1. La vision d’Huntington
Le planisphère du document 1 nous présente la lecture géoculturelle du monde à l’aube du XXIe siècle selon Huntington. Cette lecture
repose sur l’identification de neuf civilisations distinctes : africaine, bouddhiste, chinoise, hindoue, islamique, japonaise, latino-américaine, occidentale
et orthodoxe.
Attention ! Dans la mesure où la notion de civilisation est au cœur du sujet, il est indispensable de la définir.
Une civilisation correspond à une aire culturelle dans laquelle les sociétés auraient des valeurs, une religion, des langues et une histoire
communes. Ainsi, la « civilisation islamique » est fondée sur la religion musulmane, la langue arabe et un passé commun.
2. Les limites de cette vision
Gagnez des points ! Appuyez votre démonstration sur des éléments visibles sur la carte.
Les frontières culturelles tracées par la carte sont discutables. L’Indonésie et la Malaisie sont incluses dans la civilisation islamique, alors
qu’elles se distinguent des autres États musulmans notamment par la langue. À l’opposé, l’Europe occidentale (intégrée à la civilisation occidentale) et
l’Europe orientale (incluse dans la civilisation orthodoxe) paraissent artificiellement séparées.
Les aires de civilisation ne sont pas si homogènes que l’affirme Huntington. Ainsi, la civilisation islamique est profondément divisée
(opposition sunnites / chiites). Par ailleurs, la présence de nombreuses minorités culturelles rend la situation bien plus complexe : le Sud des ÉtatsUnis est une enclave de la civilisation latino-américaine à l’intérieur de la civilisation occidentale.

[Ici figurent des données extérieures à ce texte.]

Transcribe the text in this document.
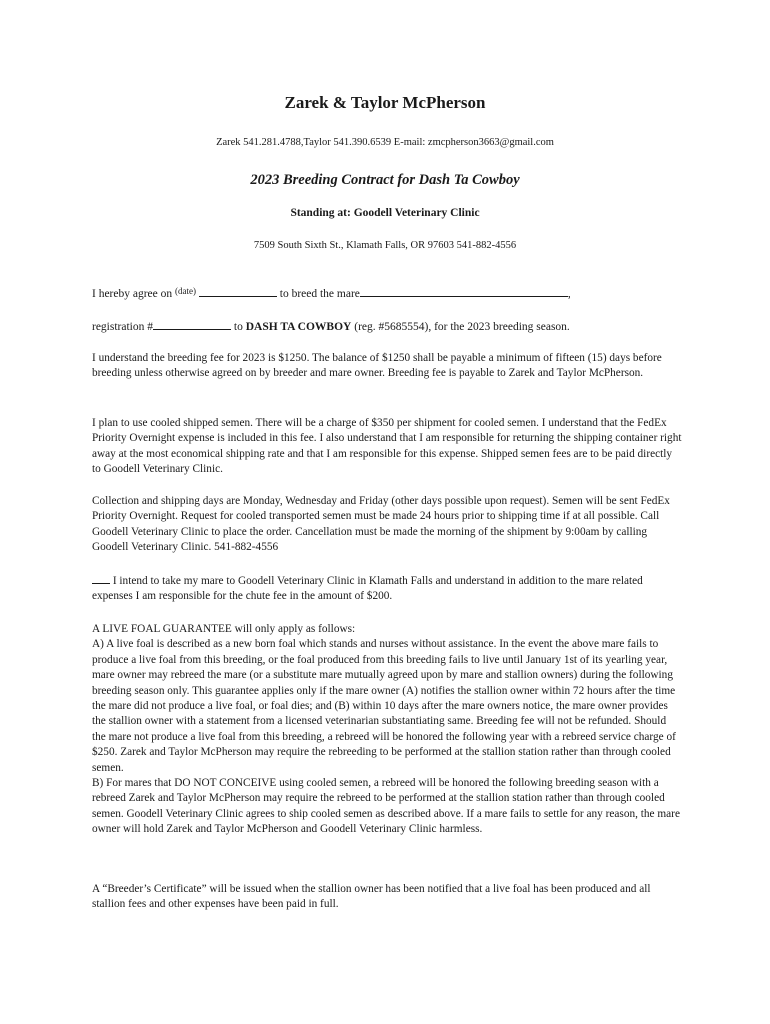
Zarek & Taylor McPherson
Zarek 541.281.4788,Taylor 541.390.6539 E-mail: zmcpherson3663@gmail.com
2023 Breeding Contract for Dash Ta Cowboy
Standing at: Goodell Veterinary Clinic
7509 South Sixth St., Klamath Falls, OR 97603 541-882-4556
I hereby agree on $^{(date)}$	to breed the mare	,
registration #	to DASH TA COWBOY (reg. #5685554), for the 2023 breeding season.

I understand the breeding fee for 2023 is $1250. The balance of $1250 shall be payable a minimum of fifteen (15) days before breeding unless otherwise agreed on by breeder and mare owner. Breeding fee is payable to Zarek and Taylor McPherson.

I plan to use cooled shipped semen. There will be a charge of $350 per shipment for cooled semen. I understand that the FedEx Priority Overnight expense is included in this fee. I also understand that I am responsible for returning the shipping container right away at the most economical shipping rate and that I am responsible for this expense. Shipped semen fees are to be paid directly to Goodell Veterinary Clinic.

Collection and shipping days are Monday, Wednesday and Friday (other days possible upon request). Semen will be sent FedEx Priority Overnight. Request for cooled transported semen must be made 24 hours prior to shipping time if at all possible. Call Goodell Veterinary Clinic to place the order. Cancellation must be made the morning of the shipment by 9:00am by calling Goodell Veterinary Clinic. 541-882-4556

I intend to take my mare to Goodell Veterinary Clinic in Klamath Falls and understand in addition to the mare related expenses I am responsible for the chute fee in the amount of $200.

A LIVE FOAL GUARANTEE will only apply as follows:

A) A live foal is described as a new born foal which stands and nurses without assistance. In the event the above mare fails to produce a live foal from this breeding, or the foal produced from this breeding fails to live until January 1st of its yearling year, mare owner may rebreed the mare (or a substitute mare mutually agreed upon by mare and stallion owners) during the following breeding season only. This guarantee applies only if the mare owner (A) notifies the stallion owner within 72 hours after the time the mare did not produce a live foal, or foal dies; and (B) within 10 days after the mare owners notice, the mare owner provides the stallion owner with a statement from a licensed veterinarian substantiating same. Breeding fee will not be refunded. Should the mare not produce a live foal from this breeding, a rebreed will be honored the following year with a rebreed service charge of $250. Zarek and Taylor McPherson may require the rebreeding to be performed at the stallion station rather than through cooled semen.

B) For mares that DO NOT CONCEIVE using cooled semen, a rebreed will be honored the following breeding season with a rebreed Zarek and Taylor McPherson may require the rebreed to be performed at the stallion station rather than through cooled semen. Goodell Veterinary Clinic agrees to ship cooled semen as described above. If a mare fails to settle for any reason, the mare owner will hold Zarek and Taylor McPherson and Goodell Veterinary Clinic harmless.

A “Breeder’s Certificate” will be issued when the stallion owner has been notified that a live foal has been produced and all stallion fees and other expenses have been paid in full.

II. Un « choc des civilisations » ?
1. Une thèse validée par les faits ?
Info: Cette interprétation explique le succès de la thèse d’Huntington au début des années 2000.
Comme nous le montre le planisphère du doc. 1, la thèse défendue par Samuel Huntington est celle du « choc des civilisations ». Selon
lui, les conflits dans le monde de l’après-guerre froide sont liés à l’antagonisme entre les grandes aires de civilisation. A posteriori, les attentats du
11 septembre 2001 ont été interprétés comme une manifestation du choc entre les civilisations islamique et occidentale.
Définition: Le djihad désigne le combat mené par certains musulmans, au nom de la religion, contre ceux qu’ils considèrent comme « infidèles ».
La confrontation des deux cartes donne des arguments en faveur ce point de vue. Ainsi, certains conflits ouverts (Syrie, Afghanistan)
opposeraient depuis le début du XXIe siècle les puissances occidentales (États-Unis et leurs alliés) et des mouvements de résistance djihadistes : n’eston pas au cœur d’un antagonisme entre civilisations occidentale et islamique ?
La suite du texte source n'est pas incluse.